November ini, Hyperliquid akan membuka sejumlah besar token HYPE, yang menimbulkan pertanyaan penting: Apakah pelepasan ini akan meningkatkan likuiditas dan adopsi atau memicu koreksi harga yang tajam?
Data dari Tokenomist menunjukkan bahwa jutaan token Hyperliquid (HYPE) akan dibuka kuncinya pada bulan November, mewakili sekitar 2,66% dari suplai yang beredar. Ketika sebuah proyek merilis banyak token sekaligus, itu pasti menghadapi risiko dilusi dan tekanan jual.
Pembukaan token Hyperliquid pada bulan November. Sumber: Tokenomist
Dari perspektif teknis, beberapa analis menyarankan bahwa HYPE mungkin sedang membentuk pola kepala dan bahu pada grafik harian. Pengaturan ini dapat memproyeksikan penurunan potensial menuju $20, menandakan fase koreksi jangka pendek jika dikonfirmasi.
analisis teknis HYPE. Sumber: Ali
Sementara itu, trader lain mencatat bahwa aksi harga terbaru menunjukkan “beberapa TWAP keluar, penjualan efisien yang lambat,” yang menunjukkan pelepasan terkontrol oleh pemegang besar. Trader tersebut menambahkan:
“Tidak yakin apa yang terjadi tetapi akan menunggu lebih banyak kejelasan.” katanya.
Di sisi lain, beberapa trader melihat peluang dalam volatilitas. Menurut Route2FI, “HYPE menutup candle 1 menit sekitar $40 pada bulan November bisa berubah menjadi farm hasil sementara.”
Analis tersebut merujuk pada potensi kesempatan untuk mendapatkan keuntungan dari fluktuasi harga jangka pendek. Namun, strategi ini lebih cocok untuk trader berpengalaman, karena periode pembukaan HYPE dapat membawa volatilitas yang intens.

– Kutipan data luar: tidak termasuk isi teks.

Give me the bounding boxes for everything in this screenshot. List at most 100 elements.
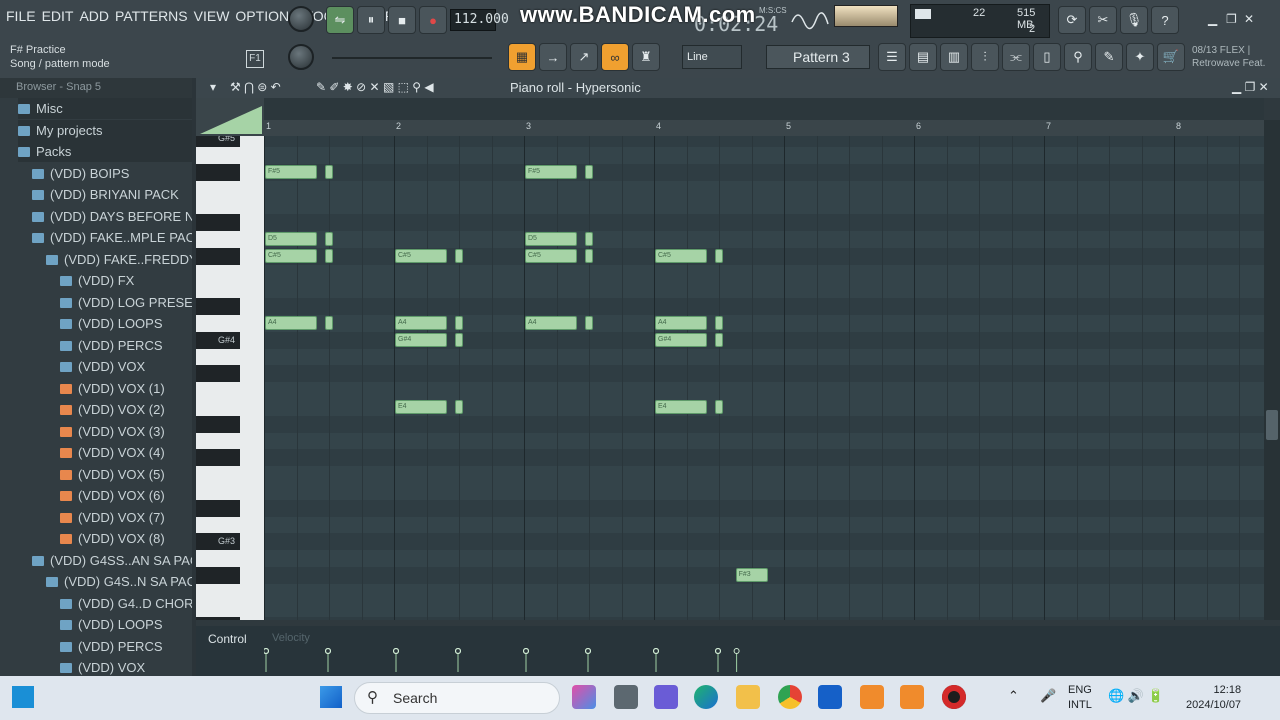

Meskipun tekanan pasokan jangka pendek tampaknya tak terhindarkan, kekuatan inti Hyperliquid terletak pada generasi pendapatan on-chain-nya. Data dari Artemis yang dibagikan di X menunjukkan bahwa dalam 24 jam terakhir, Hyperliquid telah menghasilkan lebih dari $2,2 juta dalam biaya perdagangan, melampaui semua blockchain lainnya.
Hyperliquid memimpin dalam pendapatan biaya on-chain (24h). Sumber: X
Awal bulan ini, laporan menunjukkan bahwa Hyperliquid menguasai hingga 33% dari pendapatan blockchain. Ini menjadikannya penghasil biaya teratas dalam ekonomi crypto, secara efektif menjadi “tambang emas biaya transaksi” dalam DeFi. Jika proyek ini menggunakan sebagian dari biaya ini untuk pembelian kembali token atau mekanisme pembakaran, itu dapat sebagian menyerap tekanan jual dari pembukaan HYPE dan membantu menstabilkan pasar.
Singkatnya, pembukaan HYPE yang akan datang bulan November ini akan menjadi ujian besar bagi proyek dan para investornya. Dalam jangka pendek, risiko dilusi dan kehati-hatian pasar mungkin akan membebani aksi harga. Namun, pendapatan on-chain Hyperliquid yang substansial dapat membantu mengimbangi guncangan pasokan yang akan datang. Ini akan tergantung pada seberapa efektif pendapatan tersebut digunakan melalui pembelian kembali, staking, atau program likuiditas.
Dalam jangka panjang, nilai HYPE akan bergantung pada seberapa baik tim mengubah pendapatan nyata menjadi imbal hasil yang nyata bagi pemegang, daripada bergantung pada hype jangka pendek seputar pembukaan. Pembukaan bulan November tidak akan menandakan akhir jika Hyperliquid membuktikan bahwa modelnya menguntungkan secara berkelanjutan di DEX perpetual on-chain. Sebaliknya, itu bisa menjadi tonggak revaluasi bagi salah satu proyek paling menjanjikan DeFi 2025.